Elie, ainsi qu’il est écrit,
De son manteau comme de son esprit
Récompensa son serviteur fidele.
Tristan eût suivi ce modele ;
Mais Tristan, qu’on mit au tombeau
Plus pauvre que n’est un prophete,
En laissant à Quinaut son esprit de poëte,
Ne put lui laisser un manteau.

Les poésies de Tristan ont été recueillies en trois volumes ; le premier contient ses amours ; le second sa lyre, & le troisieme ses vers héroïques ; mais il se distingua sur-tout par ses pieces dramatiques, qui eurent beaucoup de succès pendant sa vie. Mais sa tragédie de Marianne, retouchée par Rousseau, est la seule qui soutienne encore la réputation de son auteur. Mondori, célebre comédien de son tems, fit de si grands & de si continuels efforts, pour y bien jouer le rôle d’Hérode, qu’il en mourut. Le rôle d’Oreste dans l’Andromaque de Racine, a causé depuis le même sort à Montfleury.

Tristan a fait aussi des poésies sacrées, & a mis en vers l’office de la Vierge. Enfin il composa lui-même son épitaphe, que voici :

Je fis le chien-couchant auprès d’un grand seigneur.
Je me vis toujours pauvre, & tâchai de paroître.
Je vécus dans la peine attendant le bonheur,
Et mourus sur un coffre en attendant mon maître.

C’étoit Gaston de France dont il étoit gentilhomme ordinaire. (D. J.)

SOULONDRE, (Géog. mod.) petite riviere de France, dans le bas-Languedoc.

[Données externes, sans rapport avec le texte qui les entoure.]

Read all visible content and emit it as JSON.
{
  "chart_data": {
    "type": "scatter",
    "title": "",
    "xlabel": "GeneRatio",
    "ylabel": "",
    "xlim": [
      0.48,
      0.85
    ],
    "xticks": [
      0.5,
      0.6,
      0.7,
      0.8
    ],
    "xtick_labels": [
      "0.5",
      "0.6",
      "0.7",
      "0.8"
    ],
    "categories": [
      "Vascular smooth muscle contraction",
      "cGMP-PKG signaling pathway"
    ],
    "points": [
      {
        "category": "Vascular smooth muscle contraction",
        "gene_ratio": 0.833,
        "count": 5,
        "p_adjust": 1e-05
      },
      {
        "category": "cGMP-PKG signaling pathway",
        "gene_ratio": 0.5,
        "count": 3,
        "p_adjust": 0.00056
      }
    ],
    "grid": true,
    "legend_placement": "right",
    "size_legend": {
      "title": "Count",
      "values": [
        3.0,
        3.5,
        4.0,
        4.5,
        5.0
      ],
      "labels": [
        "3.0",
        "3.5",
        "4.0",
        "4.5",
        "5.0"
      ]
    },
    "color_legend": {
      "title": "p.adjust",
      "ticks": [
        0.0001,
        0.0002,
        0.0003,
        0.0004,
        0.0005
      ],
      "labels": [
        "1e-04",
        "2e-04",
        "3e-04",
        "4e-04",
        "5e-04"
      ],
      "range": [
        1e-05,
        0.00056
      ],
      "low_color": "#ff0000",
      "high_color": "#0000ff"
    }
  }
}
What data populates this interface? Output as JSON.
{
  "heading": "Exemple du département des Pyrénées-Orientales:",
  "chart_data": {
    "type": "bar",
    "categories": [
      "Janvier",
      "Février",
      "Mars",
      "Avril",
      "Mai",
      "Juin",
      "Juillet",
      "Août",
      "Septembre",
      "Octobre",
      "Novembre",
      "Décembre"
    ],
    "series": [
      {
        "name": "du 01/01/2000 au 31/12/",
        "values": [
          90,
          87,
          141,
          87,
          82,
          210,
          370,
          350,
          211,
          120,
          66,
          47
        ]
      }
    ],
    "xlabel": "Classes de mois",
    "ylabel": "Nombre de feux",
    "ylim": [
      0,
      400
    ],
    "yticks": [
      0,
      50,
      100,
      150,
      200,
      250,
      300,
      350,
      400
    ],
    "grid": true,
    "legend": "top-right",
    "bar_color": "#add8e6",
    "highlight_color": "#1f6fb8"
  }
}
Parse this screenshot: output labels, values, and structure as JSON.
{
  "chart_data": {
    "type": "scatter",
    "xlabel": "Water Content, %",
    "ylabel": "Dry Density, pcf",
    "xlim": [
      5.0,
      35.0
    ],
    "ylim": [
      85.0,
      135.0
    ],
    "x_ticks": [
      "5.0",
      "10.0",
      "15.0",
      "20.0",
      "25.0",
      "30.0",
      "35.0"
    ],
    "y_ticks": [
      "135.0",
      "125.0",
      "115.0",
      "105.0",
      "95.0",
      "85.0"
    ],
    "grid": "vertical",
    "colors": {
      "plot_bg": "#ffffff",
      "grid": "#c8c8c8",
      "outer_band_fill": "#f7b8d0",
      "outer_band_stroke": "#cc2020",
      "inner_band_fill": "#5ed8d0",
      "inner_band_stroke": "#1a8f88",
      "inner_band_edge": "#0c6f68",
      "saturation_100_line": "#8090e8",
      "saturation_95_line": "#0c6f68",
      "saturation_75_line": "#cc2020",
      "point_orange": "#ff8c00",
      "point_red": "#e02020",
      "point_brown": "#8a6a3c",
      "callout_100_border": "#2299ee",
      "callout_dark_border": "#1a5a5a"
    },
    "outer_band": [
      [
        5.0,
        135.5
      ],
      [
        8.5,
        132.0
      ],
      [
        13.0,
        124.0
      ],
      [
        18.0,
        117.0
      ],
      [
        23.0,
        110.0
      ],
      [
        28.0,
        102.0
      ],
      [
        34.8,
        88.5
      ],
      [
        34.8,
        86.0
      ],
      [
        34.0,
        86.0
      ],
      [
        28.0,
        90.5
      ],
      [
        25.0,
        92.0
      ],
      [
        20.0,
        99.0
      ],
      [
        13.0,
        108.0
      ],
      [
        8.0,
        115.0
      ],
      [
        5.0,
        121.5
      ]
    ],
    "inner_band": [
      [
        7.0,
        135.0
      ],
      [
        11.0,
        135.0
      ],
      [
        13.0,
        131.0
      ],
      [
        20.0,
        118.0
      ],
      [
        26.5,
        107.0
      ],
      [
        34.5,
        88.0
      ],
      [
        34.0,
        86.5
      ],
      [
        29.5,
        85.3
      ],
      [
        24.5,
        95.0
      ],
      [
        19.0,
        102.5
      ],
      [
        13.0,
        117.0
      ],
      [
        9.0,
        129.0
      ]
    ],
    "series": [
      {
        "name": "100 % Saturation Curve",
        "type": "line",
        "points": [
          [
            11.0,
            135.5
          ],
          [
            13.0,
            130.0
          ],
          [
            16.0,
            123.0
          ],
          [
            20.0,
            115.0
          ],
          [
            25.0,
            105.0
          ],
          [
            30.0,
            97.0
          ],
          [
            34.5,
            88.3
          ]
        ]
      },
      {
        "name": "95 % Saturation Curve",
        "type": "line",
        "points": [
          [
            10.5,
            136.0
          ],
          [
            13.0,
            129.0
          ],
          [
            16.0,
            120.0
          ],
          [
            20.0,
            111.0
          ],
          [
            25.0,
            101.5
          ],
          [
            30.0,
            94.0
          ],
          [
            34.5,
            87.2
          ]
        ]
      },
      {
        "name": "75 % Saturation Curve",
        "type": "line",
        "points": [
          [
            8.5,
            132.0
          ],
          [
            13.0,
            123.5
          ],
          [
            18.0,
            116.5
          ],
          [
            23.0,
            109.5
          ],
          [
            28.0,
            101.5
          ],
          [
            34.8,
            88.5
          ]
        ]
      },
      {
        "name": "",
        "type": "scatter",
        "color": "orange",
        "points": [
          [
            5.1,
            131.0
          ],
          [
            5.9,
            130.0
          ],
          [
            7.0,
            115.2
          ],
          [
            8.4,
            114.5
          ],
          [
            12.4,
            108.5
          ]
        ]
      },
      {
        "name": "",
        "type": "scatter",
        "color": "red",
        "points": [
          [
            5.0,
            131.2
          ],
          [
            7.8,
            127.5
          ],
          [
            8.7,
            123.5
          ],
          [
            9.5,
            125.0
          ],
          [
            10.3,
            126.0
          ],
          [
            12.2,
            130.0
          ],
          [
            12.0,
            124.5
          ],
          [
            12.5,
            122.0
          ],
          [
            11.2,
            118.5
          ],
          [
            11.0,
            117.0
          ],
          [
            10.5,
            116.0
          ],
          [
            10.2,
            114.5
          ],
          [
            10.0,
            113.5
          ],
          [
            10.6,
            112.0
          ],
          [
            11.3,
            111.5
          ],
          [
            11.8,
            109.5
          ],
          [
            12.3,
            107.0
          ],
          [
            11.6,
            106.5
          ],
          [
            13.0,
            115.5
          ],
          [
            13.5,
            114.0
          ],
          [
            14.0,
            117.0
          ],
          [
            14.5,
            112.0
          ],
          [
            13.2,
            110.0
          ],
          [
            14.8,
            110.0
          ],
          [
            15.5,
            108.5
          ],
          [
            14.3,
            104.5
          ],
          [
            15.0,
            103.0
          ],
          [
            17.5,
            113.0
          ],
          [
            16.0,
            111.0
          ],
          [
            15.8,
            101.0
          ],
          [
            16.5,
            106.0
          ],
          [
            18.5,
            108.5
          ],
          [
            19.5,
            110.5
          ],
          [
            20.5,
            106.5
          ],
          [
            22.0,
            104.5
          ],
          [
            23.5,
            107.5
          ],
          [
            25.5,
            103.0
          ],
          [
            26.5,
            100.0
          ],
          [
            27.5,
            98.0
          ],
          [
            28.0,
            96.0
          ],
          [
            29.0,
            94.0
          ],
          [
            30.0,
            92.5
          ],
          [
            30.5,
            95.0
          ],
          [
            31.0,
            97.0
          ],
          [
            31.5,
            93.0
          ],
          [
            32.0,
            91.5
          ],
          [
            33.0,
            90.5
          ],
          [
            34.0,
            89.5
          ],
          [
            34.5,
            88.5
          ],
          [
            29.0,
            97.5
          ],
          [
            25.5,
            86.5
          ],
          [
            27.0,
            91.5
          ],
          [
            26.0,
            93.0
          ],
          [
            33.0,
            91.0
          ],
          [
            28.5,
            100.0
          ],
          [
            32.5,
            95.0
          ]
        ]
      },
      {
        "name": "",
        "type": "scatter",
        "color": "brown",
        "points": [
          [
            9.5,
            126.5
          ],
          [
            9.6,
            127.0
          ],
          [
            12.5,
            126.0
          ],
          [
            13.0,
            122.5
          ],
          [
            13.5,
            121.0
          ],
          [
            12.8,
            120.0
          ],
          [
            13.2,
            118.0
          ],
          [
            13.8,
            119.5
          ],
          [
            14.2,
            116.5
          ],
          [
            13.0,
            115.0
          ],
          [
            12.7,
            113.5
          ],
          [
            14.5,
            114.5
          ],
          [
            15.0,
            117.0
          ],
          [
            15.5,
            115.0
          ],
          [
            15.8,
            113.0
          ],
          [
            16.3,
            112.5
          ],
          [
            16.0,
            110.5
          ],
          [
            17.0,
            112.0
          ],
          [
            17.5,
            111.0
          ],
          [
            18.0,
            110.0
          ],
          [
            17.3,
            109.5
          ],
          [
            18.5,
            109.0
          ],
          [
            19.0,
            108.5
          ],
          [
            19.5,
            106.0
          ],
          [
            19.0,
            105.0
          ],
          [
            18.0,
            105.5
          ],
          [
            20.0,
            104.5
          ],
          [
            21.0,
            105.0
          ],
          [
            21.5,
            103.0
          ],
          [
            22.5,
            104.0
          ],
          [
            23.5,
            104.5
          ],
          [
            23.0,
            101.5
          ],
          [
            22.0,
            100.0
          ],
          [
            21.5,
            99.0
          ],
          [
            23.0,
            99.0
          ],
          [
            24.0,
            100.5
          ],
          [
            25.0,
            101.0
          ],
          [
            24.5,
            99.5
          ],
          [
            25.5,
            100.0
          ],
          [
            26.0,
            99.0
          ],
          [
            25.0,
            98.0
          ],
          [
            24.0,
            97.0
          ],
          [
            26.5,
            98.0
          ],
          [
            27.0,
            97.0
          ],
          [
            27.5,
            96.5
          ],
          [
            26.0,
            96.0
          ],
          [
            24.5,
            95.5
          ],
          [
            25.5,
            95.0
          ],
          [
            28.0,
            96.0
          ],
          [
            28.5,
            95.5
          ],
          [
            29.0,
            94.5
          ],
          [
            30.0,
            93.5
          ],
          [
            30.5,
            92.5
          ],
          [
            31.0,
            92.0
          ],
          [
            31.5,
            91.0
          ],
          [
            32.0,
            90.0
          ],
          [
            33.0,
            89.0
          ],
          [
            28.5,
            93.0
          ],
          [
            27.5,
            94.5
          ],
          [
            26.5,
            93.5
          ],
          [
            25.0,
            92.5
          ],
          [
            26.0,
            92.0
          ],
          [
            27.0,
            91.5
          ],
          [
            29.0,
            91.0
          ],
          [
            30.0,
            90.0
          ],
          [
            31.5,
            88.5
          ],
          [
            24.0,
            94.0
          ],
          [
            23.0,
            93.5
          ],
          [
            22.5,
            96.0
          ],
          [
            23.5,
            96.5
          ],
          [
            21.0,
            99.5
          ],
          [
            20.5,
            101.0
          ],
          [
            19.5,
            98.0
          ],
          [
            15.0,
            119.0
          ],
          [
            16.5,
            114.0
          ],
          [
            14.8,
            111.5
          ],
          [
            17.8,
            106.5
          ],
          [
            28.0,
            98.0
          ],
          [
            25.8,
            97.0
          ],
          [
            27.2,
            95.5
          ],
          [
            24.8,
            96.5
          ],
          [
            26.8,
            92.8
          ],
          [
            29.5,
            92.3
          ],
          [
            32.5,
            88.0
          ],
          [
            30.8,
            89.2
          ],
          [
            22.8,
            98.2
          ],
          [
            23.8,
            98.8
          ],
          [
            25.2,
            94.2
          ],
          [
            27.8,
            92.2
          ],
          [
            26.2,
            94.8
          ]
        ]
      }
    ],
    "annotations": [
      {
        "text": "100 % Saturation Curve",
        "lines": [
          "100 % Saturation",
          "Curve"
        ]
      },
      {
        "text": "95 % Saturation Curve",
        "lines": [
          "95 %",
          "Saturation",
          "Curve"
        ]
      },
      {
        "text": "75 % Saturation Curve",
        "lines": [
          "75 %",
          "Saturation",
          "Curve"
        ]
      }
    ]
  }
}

Elle naît à 2 lieues de Lodeve ; & au-dessous de cette ville, elle coule dans la Lergue. (D. J.)

SOUMELPOUR, (Géog. mod.) petite ville des Indes, au royaume de Bengale, dans les états du grand-mogol, sur la riviere de Gouel, à 30 lieues vers le couchant d’Ougli. Toutes ses maisons sont de terre, & couvertes de branches de cocos. Longit. 102. 20. latit. 21. 35. (D. J.)